The reported purchase of 240,100 tonnes of cocoa on the London futures market by a sole trader will not impact hugely on supply to industry, as cocoa processors have already shored up bean stocks for the next four months, claims the International Cocoa Organisation (ICCO).
The receipt of this tonnage by the Armajaro group, unconfirmed as yet by the leading cocoa supplier and European Cocoa Association (ECA) member, represents around 15 per cent of global stocks and 25 per cent of estimated European stocks, with about one third of all cocoa available to European firms traded on London’s Liffe exchange, according to the ICCO.
The deal is said to be worth close to a $1bn, with media reports claiming that 100,000 tonnes of this shipment have already been bought by industrial chocolate producer, Barry Callebaut.
ICCO senior statistician Laurent Pipitone told ConfectioneryNews.com that the purchase of 214,100 tonnes by one trader was a ‘significant amount of cocoa’ and that it was questionable that a supplier of the commodity would take delivery of that amount of cocoa only to fulfil its contracts.
“Maybe they will use the asset power to their advantage in the coming months," he continued.
Liffe, though, in a letter to cocoa processors who had protested about speculation in the commodity on the London market last month, reported that it saw no evidence of any market participant trading with the specific purpose of distorting the price of the July delivery, according to Reuters.
ICCO's Pipitone argues that the next crop output from top cocoa producer, the Ivory Coast, will have more influence on cocoa supply than the Armajaro purchase, and, in fact, should alleviate recent supply pressures.

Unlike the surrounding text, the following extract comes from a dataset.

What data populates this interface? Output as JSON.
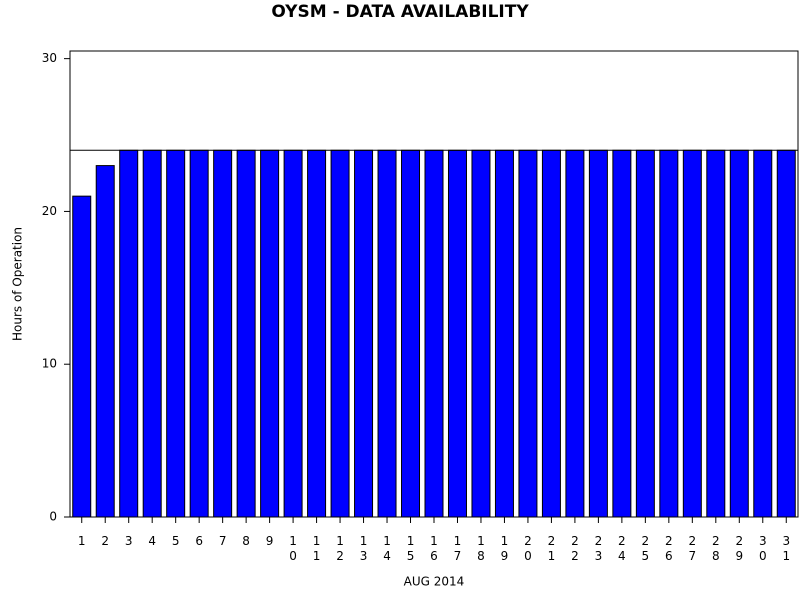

“All signs are that Ivory Coast cocoa supplies will recover from this season’s deficit situation, and while a clearer picture on this will only be available in January 2011, a surplus is expected,” said Pipitone.
In fact, ICOO director Jan Vingerhoets told Bloomberg last week that cocoa production in the Ivory Coast will rise to 1.3 million metric tons in the year through September 2011 as higher prices prompt growers to invest in their farms.
Signs of recovery in the global chocolate market have been supported by the hike, reported this month, in both US and European cocoa grinding levels, which are an indicator of demand from industry.
And Barry Callebaut along with leading chocolate brand manufacturers such as Hershey, Nestle and Lindt have been reporting positive growth outlooks for the category in recent financial statements.